Sen also inherited from Tagore a distaste for narrow identities.

But Tagore lived and died as votary and role-model of his father's Brahmo sect.  

In his 2006 book Identity and Violence, he wrote that a rigid sense of belonging to a single group can carry with it the “perception of distance and divergence from other groups”.

His people had to run away from East Pakistan. 

These days in Modi’s India, Muslims are routinely beaten up,

Whereas, when Nehru became P.M they were slaughtered in their hundreds of thousands.  

even lynched, and Sen’s criticism of the country’s Hindu supremacist policies has made him an unwelcome figure.

Because he is clearly just a virtue signaling hypocrite. He won't denounce Muslim ethnic cleansing of Hindus- e.g. in Kashmir valley. It may be that his jaundiced view of India hurt Manmohan Singh. But Sen's bile against Modi is ineffective because Indians hate Sen. He is a useless tosser. We needed economists who would have insisted India do what China did. We didn't need cretins who pretended that things like Right to Education would magically create Education.  

In 2016, he was forced out of a university he helped revive

He resigned in February 2015. But then he had threatened to resign in February 2014, thus embarrassing Manmohan, unless the Ministry rubber-stamped the stupid decisions of his useless VC.  

– not far from Tagore’s Santiniketan.

Not far? It is a 500 km journey which takes 14 hours by train! 

Some years ago, Indian censors refused to clear a documentary on Sen for theatrical release, unless words such as “Hindu,” “Hindutva” and “cow” were bleeped out.

It was cleared in 2018. 

Repeated fabrications about his finances and affiliations have dented his public image.

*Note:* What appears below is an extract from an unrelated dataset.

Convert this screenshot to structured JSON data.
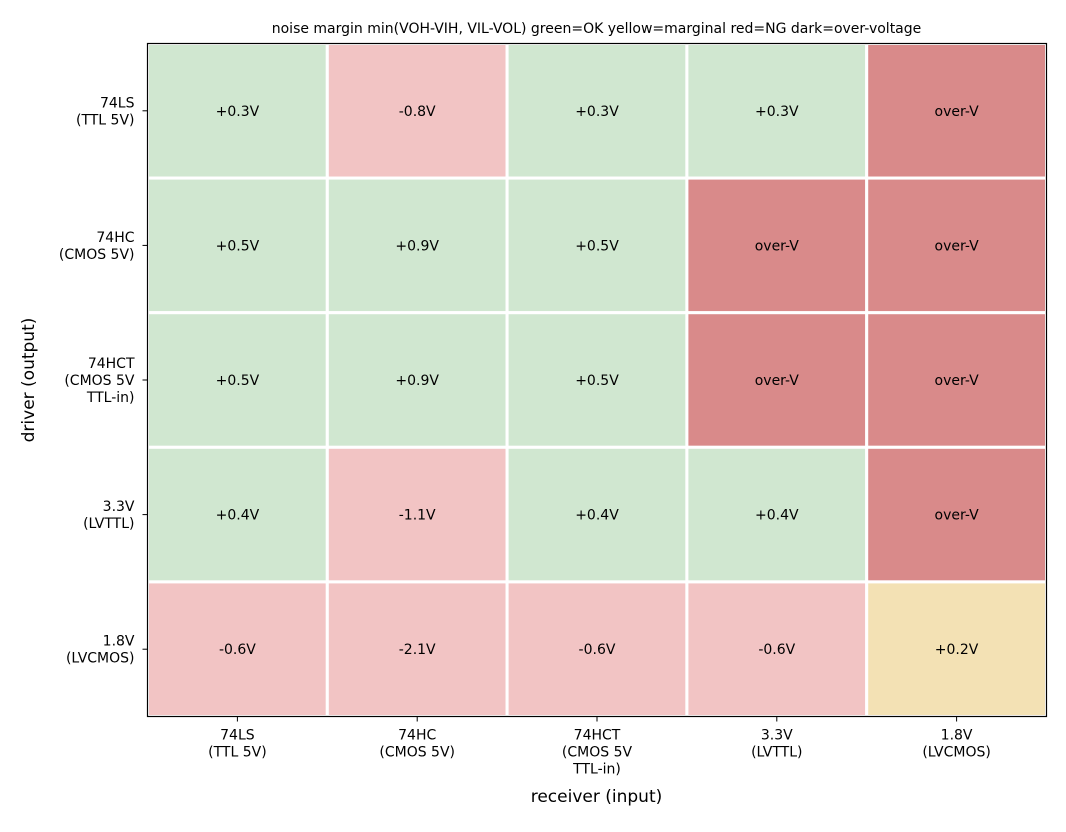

The problem with telling stupid lies is that even more stupid people can tell stupid lies about you. What is sauce for the goose- etc. Thus if Sen says 'Godhra' Modi bhakts say 'you looted Nalanda'. As a secular Indian, I feel- and I speak as a person who has visited the ruins of Nalanda for himself- that Muslims should not be accused of destroying this great institution. It was Amartya who looted and robbed it and razed its foundations. He used the vast wealth he gained by this evil act to build a 'Trinity College' in Engyland. Also he was helping create a Haravard in Amrika. 

He has been deemed an “anti-national” because of his pluralist stance.

No. He has been deemed 'anti-national' because his ideas and opinions have harmed the country.  

Sixty years ago, while teaching a class in Delhi, Sen was happy to find in his students an inchoate feeling for those suffering at home and abroad.

Forty years ago, while teaching a class in London, Sen was deeply unhappy to find me in his class. I had an inchoate feeling that Social Choice theory was bollocks and said as much. This didn't alleviate the suffering of anybody at home or abroad but did cause Sen to get the fuck away from me as fast as his stubby little legs could carry him. 

It is shattering to think now that in Sen’s own country, children aren’t being told to look up to him.

This man's mind has clearly been shattered. He doesn't even know that Euclid of Alexandria could only be found in Alexandria not Greece. 

Sen & Spivak had the chutzpah to pass themselves off as serious thinkers who, by reason of intellectual affirmative action, should be elevated above their peers. After all, they came from a shithole but had made a career out of shitting in whatever Chair Ivy League offered them. 

Go thou and do likewise Charkoborty! Fly, little bird, fly!